In 21 months and change since Newton and Chizik cradled the crystal ball, the Ducks are 18-2 — the reigning Rose Bowl champs firmly entrenched in the running for entrance to this year’s national championship game.
Meanwhile, Auburn is 9-10 in the same span.
“It’s a tough pill to swallow,” senior wide receiver Emory Blake said. “I’m not used to losing, and I don’t like losing. Neither do any of my teammates or coaches, but we’re not a team that’s going to give up. We’re going to keep chopping wood and keep working hard.”
A losing record in Auburn’s couple of years since winning it all. That’s unprecedented in college football’s modern era.
Since the birth of the BCS, 12 national champions preceding Auburn from 1998-2009 compiled a 249-60 record, winning 80.6 percent of all games in their two ensuing seasons following a title.
None of those former champs had a season record worse than 8-5, which LSU and Florida each finished soon after reaching the mountaintop.
Auburn was 8-5 as defending champion last year, and sits at 1-5 heading into Saturday’s game at Vanderbilt. Three ranked opponents — Texas A&M, Georgia and No. 1 Alabama — remain on the schedule.
In the wake of Auburn’s other national championship, Ralph “Shug” Jordan built upon 10-0 perfection in 1957. Auburn responded with a 9-0-1 campaign (finishing fourth in the rankings) and produced seven consecutive winning seasons.
The closest recent example of a regressing champion would be Penn State, which won national titles under Joe Paterno in 1982 and 1986. In the two seasons following each crowning moment, the Nittany Lions’ record was 27-19-1 overall, including twice failing to grab a bowl bid.
For spectacular relapses, you have to go back eight decades, when Michigan won back-to-back national championships in 1932-33 under Harry Kipke, a young coach in his mid-30s at the time. The Wolverines immediately caved in, winning just once in its 1934 double-title defense as part of a 10-22 record the four years after their championships.
Kipke lasted as coach until the end of those four years, likely because he was a Michigan man and former All-American halfback/punter for Fielding H. Yost.

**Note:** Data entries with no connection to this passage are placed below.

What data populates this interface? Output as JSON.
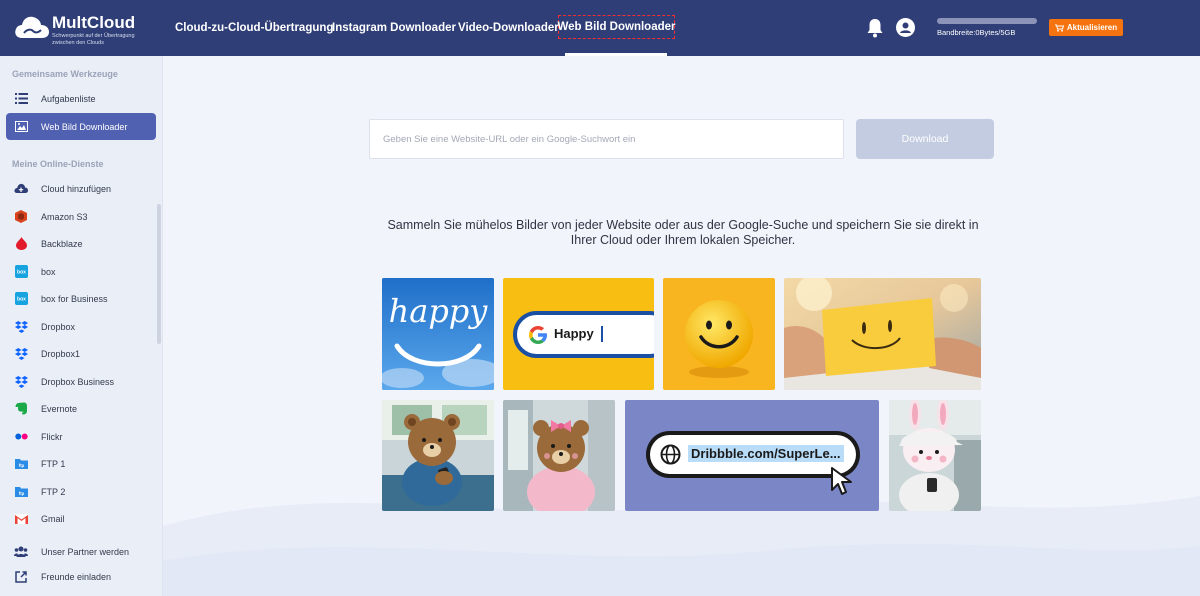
{
  "header": {
    "logo": {
      "name": "MultCloud",
      "tagline": "Schwerpunkt auf der Übertragung zwischen den Clouds"
    },
    "nav": [
      {
        "label": "Cloud-zu-Cloud-Übertragung"
      },
      {
        "label": "Instagram Downloader"
      },
      {
        "label": "Video-Downloader"
      },
      {
        "label": "Web Bild Downloader",
        "active": true
      }
    ],
    "bandwidth": "Bandbreite:0Bytes/5GB",
    "upgrade_label": "Aktualisieren",
    "icons": [
      "bell-icon",
      "user-icon",
      "cart-icon"
    ]
  },
  "sidebar": {
    "section_tools": "Gemeinsame Werkzeuge",
    "tools": [
      {
        "label": "Aufgabenliste",
        "icon": "list-icon"
      },
      {
        "label": "Web Bild Downloader",
        "icon": "image-icon",
        "active": true
      }
    ],
    "section_services": "Meine Online-Dienste",
    "services": [
      {
        "label": "Cloud hinzufügen",
        "icon": "cloud-add-icon"
      },
      {
        "label": "Amazon S3",
        "icon": "amazon-s3-icon"
      },
      {
        "label": "Backblaze",
        "icon": "backblaze-icon"
      },
      {
        "label": "box",
        "icon": "box-icon"
      },
      {
        "label": "box for Business",
        "icon": "box-icon"
      },
      {
        "label": "Dropbox",
        "icon": "dropbox-icon"
      },
      {
        "label": "Dropbox1",
        "icon": "dropbox-icon"
      },
      {
        "label": "Dropbox Business",
        "icon": "dropbox-icon"
      },
      {
        "label": "Evernote",
        "icon": "evernote-icon"
      },
      {
        "label": "Flickr",
        "icon": "flickr-icon"
      },
      {
        "label": "FTP 1",
        "icon": "ftp-icon"
      },
      {
        "label": "FTP 2",
        "icon": "ftp-icon"
      },
      {
        "label": "Gmail",
        "icon": "gmail-icon"
      }
    ],
    "footer": [
      {
        "label": "Unser Partner werden",
        "icon": "partner-icon"
      },
      {
        "label": "Freunde einladen",
        "icon": "invite-icon"
      }
    ]
  },
  "main": {
    "url_placeholder": "Geben Sie eine Website-URL oder ein Google-Suchwort ein",
    "download_label": "Download",
    "description": "Sammeln Sie mühelos Bilder von jeder Website oder aus der Google-Suche und speichern Sie sie direkt in Ihrer Cloud oder Ihrem lokalen Speicher.",
    "gallery": {
      "happy_text": "happy",
      "search_text": "Happy",
      "url_text": "Dribbble.com/SuperLe..."
    }
  },
  "colors": {
    "header_bg": "#2f3e76",
    "accent": "#5161b2",
    "upgrade": "#f5740f",
    "highlight_border": "#ff2d2d"
  }
}
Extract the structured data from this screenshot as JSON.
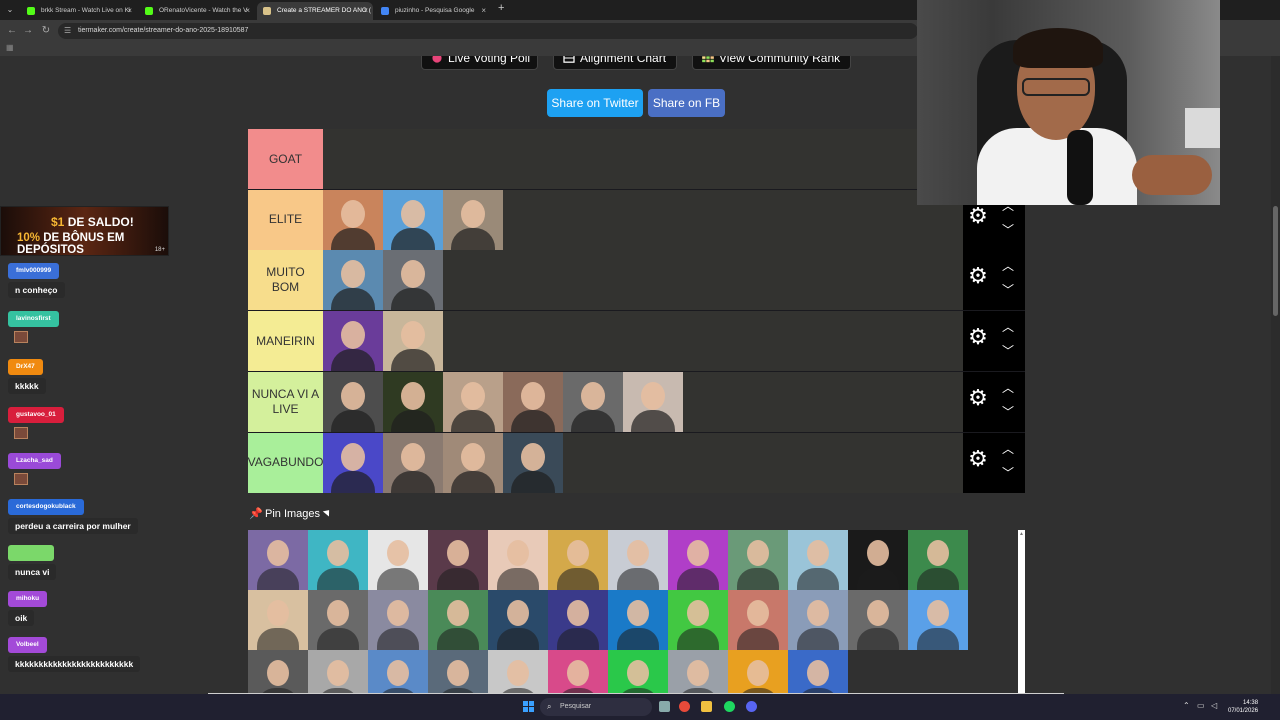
{
  "browser": {
    "tabs": [
      {
        "label": "brkk Stream - Watch Live on Ki",
        "icon_color": "#53fc18",
        "active": false
      },
      {
        "label": "ORenatoVicente - Watch the V",
        "icon_color": "#53fc18",
        "active": false
      },
      {
        "label": "Create a STREAMER DO ANO (",
        "icon_color": "#d9c38a",
        "active": true
      },
      {
        "label": "piuzinho - Pesquisa Google",
        "icon_color": "#4285f4",
        "active": false
      }
    ],
    "url": "tiermaker.com/create/streamer-do-ano-2025-18910587"
  },
  "toolbar": {
    "live_voting_label": "Live Voting Poll",
    "alignment_label": "Alignment Chart",
    "community_label": "View Community Rank",
    "share_twitter_label": "Share on Twitter",
    "share_fb_label": "Share on FB",
    "colors": {
      "twitter": "#1da1f2",
      "fb": "#4a6fc4"
    }
  },
  "tiers": [
    {
      "label": "GOAT",
      "color": "#f28c8c",
      "image_colors": []
    },
    {
      "label": "ELITE",
      "color": "#f8c888",
      "image_colors": [
        "#c9845c",
        "#5aa0d8",
        "#9a8a78"
      ]
    },
    {
      "label": "MUITO BOM",
      "color": "#f7dd8c",
      "image_colors": [
        "#5b8ab0",
        "#6a6e74"
      ]
    },
    {
      "label": "MANEIRIN",
      "color": "#f4ec94",
      "image_colors": [
        "#6a3c9a",
        "#c8b69a"
      ]
    },
    {
      "label": "NUNCA VI A LIVE",
      "color": "#d4f09c",
      "image_colors": [
        "#4d4d4d",
        "#2f3a22",
        "#b9a08a",
        "#8a6a5a",
        "#6a6a6a",
        "#c8bab0"
      ]
    },
    {
      "label": "VAGABUNDO",
      "color": "#a9ef9a",
      "image_colors": [
        "#4a48c8",
        "#8a7a70",
        "#a08a78",
        "#3a4a58"
      ]
    }
  ],
  "pin_label": "Pin Images",
  "pool_images": [
    "#7c6aa4",
    "#3fb6c4",
    "#e6e6e6",
    "#5a3a4a",
    "#e8cab8",
    "#d4a94a",
    "#c8ccd4",
    "#b03ec8",
    "#6a9a78",
    "#9ac4d8",
    "#1a1a1a",
    "#3c8a4c",
    "#d8c0a0",
    "#6a6a6a",
    "#8a8aa0",
    "#4a8a58",
    "#2a4a6a",
    "#3a3a8a",
    "#1a7ac8",
    "#42c842",
    "#c8786a",
    "#8a9cb8",
    "#6a6a6a",
    "#5aa0e8",
    "#5a5a5a",
    "#a8a8a8",
    "#5a8ac8",
    "#5a6a7a",
    "#c8c8c8",
    "#d84a8a",
    "#2ac84a",
    "#9aa0a8",
    "#e8a020",
    "#3a6ac8"
  ],
  "chat": {
    "ad_line1_highlight": "$1",
    "ad_line1_rest": " DE SALDO!",
    "ad_line2_highlight": "10%",
    "ad_line2_rest": " DE BÔNUS EM DEPÓSITOS",
    "ad_badge": "18+",
    "messages": [
      {
        "user": "fmlv000999",
        "color": "#3a6fd8",
        "text": "n conheço"
      },
      {
        "user": "lavinosfirst",
        "color": "#35c2a0",
        "text": ""
      },
      {
        "user": "DrX47",
        "color": "#f08a10",
        "text": "kkkkk"
      },
      {
        "user": "gustavoo_01",
        "color": "#d81e3c",
        "text": ""
      },
      {
        "user": "Lzacha_sad",
        "color": "#9a4ad8",
        "text": ""
      },
      {
        "user": "cortesdogokublack",
        "color": "#2a6ad8",
        "text": "perdeu a carreira por mulher"
      },
      {
        "user": "",
        "color": "#7bd86a",
        "text": "nunca vi"
      },
      {
        "user": "mihoku",
        "color": "#a34ad8",
        "text": "oik"
      },
      {
        "user": "Volbeel",
        "color": "#a34ad8",
        "text": "kkkkkkkkkkkkkkkkkkkkkkkkk"
      }
    ]
  },
  "taskbar": {
    "search_placeholder": "Pesquisar",
    "time": "14:38",
    "date": "07/01/2026"
  }
}
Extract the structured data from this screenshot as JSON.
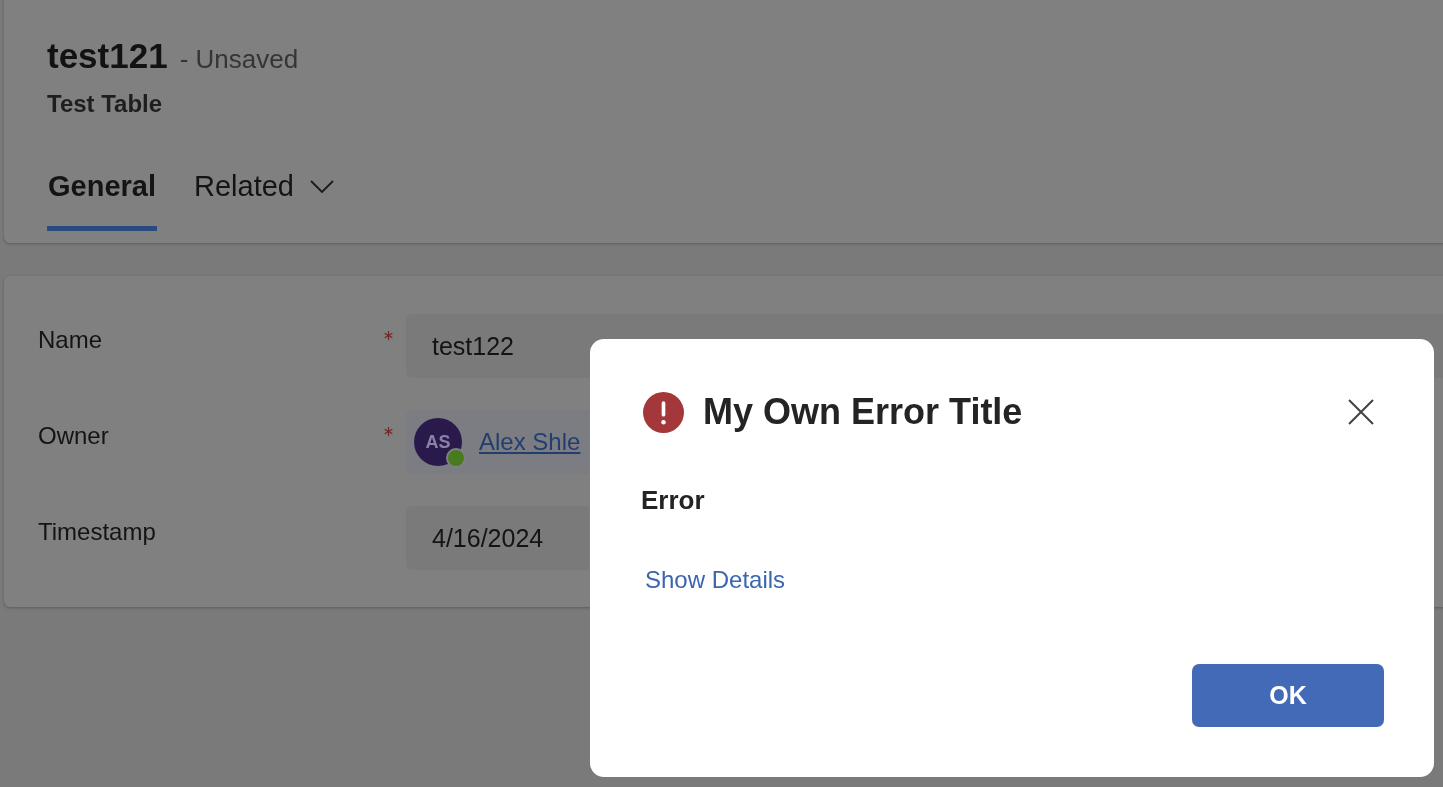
{
  "record": {
    "title": "test121",
    "status": "- Unsaved",
    "entity": "Test Table"
  },
  "tabs": [
    {
      "label": "General",
      "selected": true,
      "kind": "plain"
    },
    {
      "label": "Related",
      "selected": false,
      "kind": "dropdown"
    }
  ],
  "form": {
    "fields": [
      {
        "label": "Name",
        "required": true,
        "kind": "text",
        "value": "test122"
      },
      {
        "label": "Owner",
        "required": true,
        "kind": "lookup",
        "initials": "AS",
        "value": "Alex Shle"
      },
      {
        "label": "Timestamp",
        "required": false,
        "kind": "date",
        "value": "4/16/2024"
      }
    ]
  },
  "dialog": {
    "title": "My Own Error Title",
    "message": "Error",
    "link": "Show Details",
    "buttons": [
      "OK"
    ]
  }
}
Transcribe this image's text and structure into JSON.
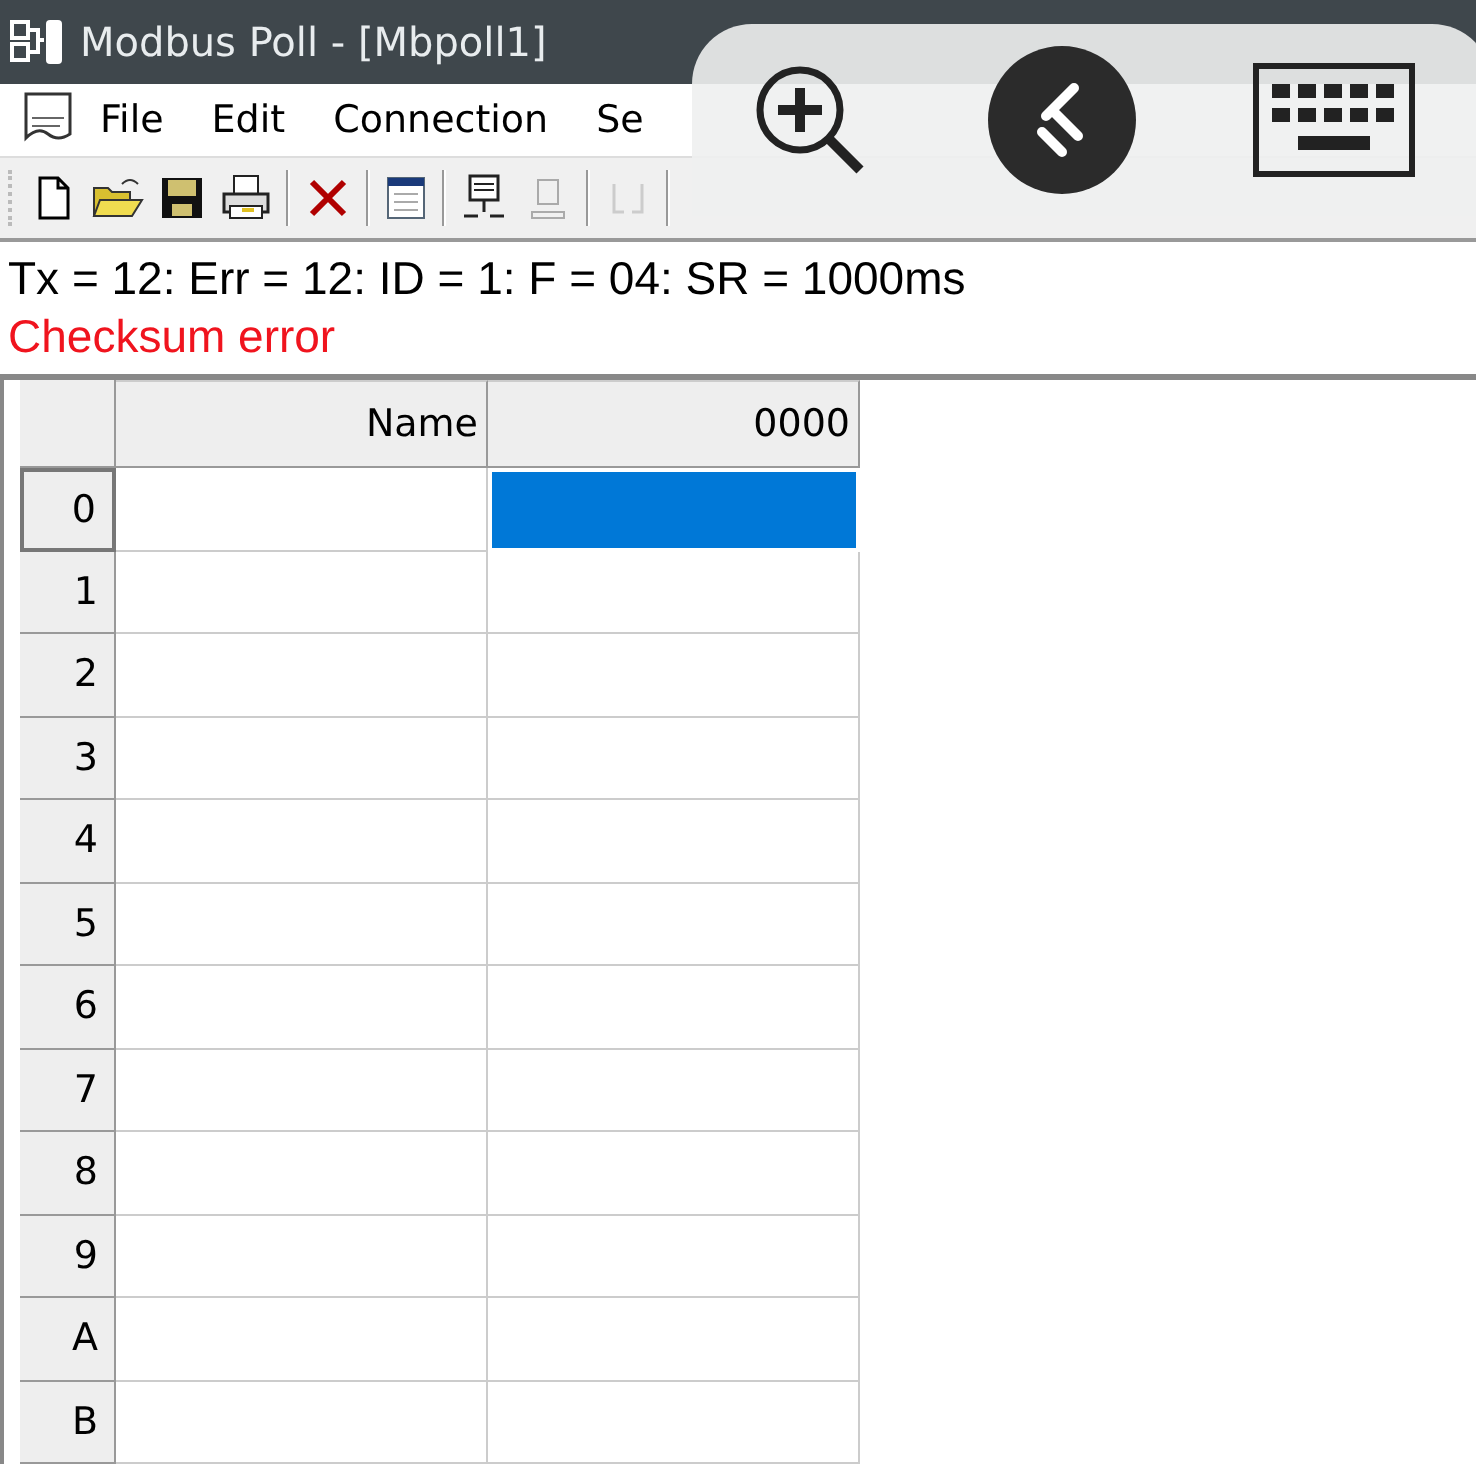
{
  "window": {
    "title": "Modbus Poll - [Mbpoll1]"
  },
  "menu": [
    {
      "label": "File"
    },
    {
      "label": "Edit"
    },
    {
      "label": "Connection"
    },
    {
      "label": "Se"
    }
  ],
  "status": {
    "line": "Tx = 12: Err = 12: ID = 1: F = 04: SR = 1000ms",
    "error": "Checksum error"
  },
  "table": {
    "columns": [
      "Name",
      "0000"
    ],
    "rows": [
      {
        "label": "0",
        "selected": true
      },
      {
        "label": "1",
        "selected": false
      },
      {
        "label": "2",
        "selected": false
      },
      {
        "label": "3",
        "selected": false
      },
      {
        "label": "4",
        "selected": false
      },
      {
        "label": "5",
        "selected": false
      },
      {
        "label": "6",
        "selected": false
      },
      {
        "label": "7",
        "selected": false
      },
      {
        "label": "8",
        "selected": false
      },
      {
        "label": "9",
        "selected": false
      },
      {
        "label": "A",
        "selected": false
      },
      {
        "label": "B",
        "selected": false
      }
    ]
  }
}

Michigan wasn’t alone. USC wasn’t the 1939 AP king — that’s Texas A&M — but the Trojans shut out then-No. 1 Tennessee in the Rose Bowl (in 2004, the school began claiming that season as a national championship.) Under three different coaches to start the 1940s, USC sputtered to 10-15-4 without a winning season.
Pittsburgh was 17-1-2 in 1936-37, the latter year including an AP national title. Pitt’s demise took a little more time to develop; the Panthers couldn’t find the plus side of .500 from 1940-47, an eight-year stretch.
TCU won it all in 1938, then went 3-7 each of the ensuing two years.
Minnesota went back-to-back in 1940-41, but stepped back into mediocrity the following three seasons (15-11-1) under new coach George Hauser. Ohio State yo-yoed from a 1942 undefeated campaign and national title to 3-6 the next year, but bounced back to 9-0 in 1944.
Six games remain for Auburn, and while bowl plans are all but dashed, the Tigers go forward hoping to make something of the season’s second half.
“It’s OK to lose, but it’s not OK to be defeated,” sophomore center Tunde Fariyike said. “We’re not defeated yet.”